The Catmull-Rom spline is guaranteed to pass through all the control points. I find this to be handier than trying to adjust intermediate control points for other types of splines.
This PDF by Christopher Twigg has a nice brief introduction to the mathematics of the spline. The best summary sentence is:
Catmull-Rom splines have C1
continuity, local control, and
interpolation, but do not lie within
the convex hull of their control
points.
Said another way, if the points indicate a sharp bend to the right, the spline will bank left before turning to the right (there's an example picture in that document). The tightness of those turns in controllable, in this case using his tau parameter in the example matrix.
Here is another example with some downloadable DirectX code.
One way is Lagrange polynominal, which is a method for producing a polynominal which will go through all given data points.
During my first year at university, I wrote a little tool to do this in 2D, and you can find it on this page, it is called Lagrange solver. Wikipedia's page also has a sample implementation.
How it works is thus: you have a n-order polynominal, p(x), where n is the number of points you have. It has the form a_n x^n + a_(n-1) x^(n-1) + ...+ a_0, where _ is subscript, ^ is power. You then turn this into a set of simultaneous equations:
p(x_1) = y_1
p(x_2) = y_2
...
p(x_n) = y_n
You convert the above into a augmented matrix, and solve for the coefficients a_0 ... a_n. Then you have a polynomial which goes through all the points, and you can now interpolate between the points.
Note however, this may not suit your purpose as it offers no way to adjust the curvature etc - you are stuck with a single solution that can not be changed.
You should take a look at B-splines. Their advantage over Bezier curves is that each part is only dependent on local points. So moving a point has no effect on parts of the curve that are far away, where "far away" is determined by a parameter of the spline.
The problem with the Langrange polynomial is that adding a point can have extreme effects on seemingly arbitrary parts of the curve; there's no "localness" like described above.
Have you looked at the Unix spline command? Can that be coerced into doing what you want?
There are several algorithms for interpolating (and exrapolating) between an aribtrary (but final) set of points. You should check out numerical recipes, they also include C++ implementations of those algorithms.
Unfortunately the Lagrange or other forms of polynomial interpolation will not work on an arbitrary set of points. They only work on a set where in one dimension e.g. x
xi < xi+1
For an arbitary set of points, e.g. an aeroplane flight path, where each point is a (longitude, latitude) pair, you will be better off simply modelling the aeroplane's journey with current longitude & latitude and velocity. By adjusting the rate at which the aeroplane can turn (its angular velocity) depending on how close it is to the next waypoint, you can achieve a smooth curve.

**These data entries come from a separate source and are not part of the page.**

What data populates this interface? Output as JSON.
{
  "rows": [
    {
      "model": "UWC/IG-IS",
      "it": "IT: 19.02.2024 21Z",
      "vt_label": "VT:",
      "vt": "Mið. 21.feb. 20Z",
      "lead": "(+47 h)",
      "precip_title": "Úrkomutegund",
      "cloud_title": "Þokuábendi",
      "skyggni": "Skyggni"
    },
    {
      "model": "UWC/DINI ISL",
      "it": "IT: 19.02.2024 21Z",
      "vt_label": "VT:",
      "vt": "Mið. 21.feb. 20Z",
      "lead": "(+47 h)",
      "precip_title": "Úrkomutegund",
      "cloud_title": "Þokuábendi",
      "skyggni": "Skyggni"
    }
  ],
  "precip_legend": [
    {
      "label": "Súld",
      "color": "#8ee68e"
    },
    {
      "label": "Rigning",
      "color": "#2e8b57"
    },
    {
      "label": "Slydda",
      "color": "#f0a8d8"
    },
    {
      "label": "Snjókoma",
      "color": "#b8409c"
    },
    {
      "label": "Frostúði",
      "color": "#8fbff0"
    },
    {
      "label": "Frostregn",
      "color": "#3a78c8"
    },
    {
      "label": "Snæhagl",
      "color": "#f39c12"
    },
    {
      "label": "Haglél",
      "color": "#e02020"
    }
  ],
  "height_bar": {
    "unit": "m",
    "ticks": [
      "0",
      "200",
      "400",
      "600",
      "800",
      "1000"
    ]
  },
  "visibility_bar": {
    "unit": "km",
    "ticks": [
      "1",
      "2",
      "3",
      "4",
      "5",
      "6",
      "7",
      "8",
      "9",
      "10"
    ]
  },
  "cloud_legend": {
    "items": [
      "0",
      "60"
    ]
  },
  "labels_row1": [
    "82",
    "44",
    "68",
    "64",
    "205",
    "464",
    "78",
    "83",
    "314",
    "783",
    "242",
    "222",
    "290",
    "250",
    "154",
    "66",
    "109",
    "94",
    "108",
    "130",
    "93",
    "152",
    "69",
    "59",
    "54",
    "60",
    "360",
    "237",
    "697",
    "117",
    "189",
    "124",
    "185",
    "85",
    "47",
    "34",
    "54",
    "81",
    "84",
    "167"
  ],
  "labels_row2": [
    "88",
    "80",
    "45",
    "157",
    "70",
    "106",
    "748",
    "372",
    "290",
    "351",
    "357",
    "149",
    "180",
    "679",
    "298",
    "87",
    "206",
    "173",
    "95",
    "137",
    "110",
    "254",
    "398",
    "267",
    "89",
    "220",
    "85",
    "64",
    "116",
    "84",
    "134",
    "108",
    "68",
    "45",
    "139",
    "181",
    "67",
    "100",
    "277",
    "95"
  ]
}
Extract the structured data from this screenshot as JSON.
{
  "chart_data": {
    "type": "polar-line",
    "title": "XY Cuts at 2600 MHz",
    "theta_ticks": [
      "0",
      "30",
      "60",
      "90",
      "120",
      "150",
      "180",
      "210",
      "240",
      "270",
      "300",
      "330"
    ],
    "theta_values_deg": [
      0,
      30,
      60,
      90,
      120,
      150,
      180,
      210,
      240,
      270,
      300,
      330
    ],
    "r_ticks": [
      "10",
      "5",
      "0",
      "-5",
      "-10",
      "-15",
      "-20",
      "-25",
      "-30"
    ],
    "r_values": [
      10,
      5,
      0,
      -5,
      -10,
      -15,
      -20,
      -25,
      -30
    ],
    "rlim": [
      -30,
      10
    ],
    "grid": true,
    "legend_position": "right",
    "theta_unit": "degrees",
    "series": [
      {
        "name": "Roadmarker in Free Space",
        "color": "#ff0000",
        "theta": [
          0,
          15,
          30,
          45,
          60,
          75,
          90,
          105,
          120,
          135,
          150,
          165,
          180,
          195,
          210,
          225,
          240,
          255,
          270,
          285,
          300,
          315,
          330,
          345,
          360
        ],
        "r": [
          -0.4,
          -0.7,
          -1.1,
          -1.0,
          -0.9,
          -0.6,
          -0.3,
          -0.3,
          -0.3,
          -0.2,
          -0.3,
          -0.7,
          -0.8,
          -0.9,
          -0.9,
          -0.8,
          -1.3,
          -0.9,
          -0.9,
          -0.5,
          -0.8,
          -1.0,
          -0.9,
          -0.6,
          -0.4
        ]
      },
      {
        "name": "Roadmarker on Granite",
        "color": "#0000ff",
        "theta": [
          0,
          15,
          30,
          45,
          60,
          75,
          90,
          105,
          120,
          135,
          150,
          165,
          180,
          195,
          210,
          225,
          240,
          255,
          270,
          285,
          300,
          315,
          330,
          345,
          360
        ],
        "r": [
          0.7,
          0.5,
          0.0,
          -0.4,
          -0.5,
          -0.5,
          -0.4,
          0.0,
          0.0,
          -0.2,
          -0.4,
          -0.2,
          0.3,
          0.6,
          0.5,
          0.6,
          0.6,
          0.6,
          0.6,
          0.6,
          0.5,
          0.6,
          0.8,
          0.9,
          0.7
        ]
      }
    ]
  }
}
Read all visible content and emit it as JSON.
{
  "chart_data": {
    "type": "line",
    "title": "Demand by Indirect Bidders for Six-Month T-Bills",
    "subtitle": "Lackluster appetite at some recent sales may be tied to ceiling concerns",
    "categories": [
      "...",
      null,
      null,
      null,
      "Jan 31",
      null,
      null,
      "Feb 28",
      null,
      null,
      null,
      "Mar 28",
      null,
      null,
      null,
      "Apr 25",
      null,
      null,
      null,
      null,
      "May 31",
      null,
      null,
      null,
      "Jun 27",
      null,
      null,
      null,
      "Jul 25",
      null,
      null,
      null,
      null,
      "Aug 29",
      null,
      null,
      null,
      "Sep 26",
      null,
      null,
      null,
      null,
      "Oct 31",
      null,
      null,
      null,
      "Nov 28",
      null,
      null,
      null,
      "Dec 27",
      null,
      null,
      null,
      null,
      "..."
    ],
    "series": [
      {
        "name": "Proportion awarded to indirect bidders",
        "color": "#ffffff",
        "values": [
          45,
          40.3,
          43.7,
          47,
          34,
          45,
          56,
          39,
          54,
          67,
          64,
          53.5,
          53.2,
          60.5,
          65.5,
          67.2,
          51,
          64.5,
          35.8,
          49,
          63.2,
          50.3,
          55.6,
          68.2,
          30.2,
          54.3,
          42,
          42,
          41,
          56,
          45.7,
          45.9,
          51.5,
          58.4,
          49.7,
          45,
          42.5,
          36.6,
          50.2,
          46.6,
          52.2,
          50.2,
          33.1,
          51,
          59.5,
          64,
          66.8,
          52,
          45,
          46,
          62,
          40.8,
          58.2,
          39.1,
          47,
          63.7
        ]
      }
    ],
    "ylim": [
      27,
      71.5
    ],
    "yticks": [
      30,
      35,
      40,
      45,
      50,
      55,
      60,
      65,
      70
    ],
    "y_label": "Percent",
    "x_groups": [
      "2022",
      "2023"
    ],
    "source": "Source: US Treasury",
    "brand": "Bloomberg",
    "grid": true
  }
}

The resulting curve would not be mathematically significant nor give you bezier control points. However the algorithm would be computationally simple regardless of the number of waypoints and could produce an interpolated list of points at arbitrary granularity. It would also not require you provide the complete set of points up front, you could simply add waypoints to the end of the set as required.
I came up with the same problem and implemented it with some friends the other day. I like to share the example project on github.
https://github.com/johnjohndoe/PathInterpolation
Feel free to fork it.
Google "orthogonal regression".
Whereas least-squares techniques try to minimize vertical distance between the fit line and each f(x), orthogonal regression minimizes the perpendicular distances.
Addendum
In the presence of noisy data, the venerable RANSAC algorithm is worth checking out too.
In the 3D graphics world, NURBS are popular. Further info is easily googled.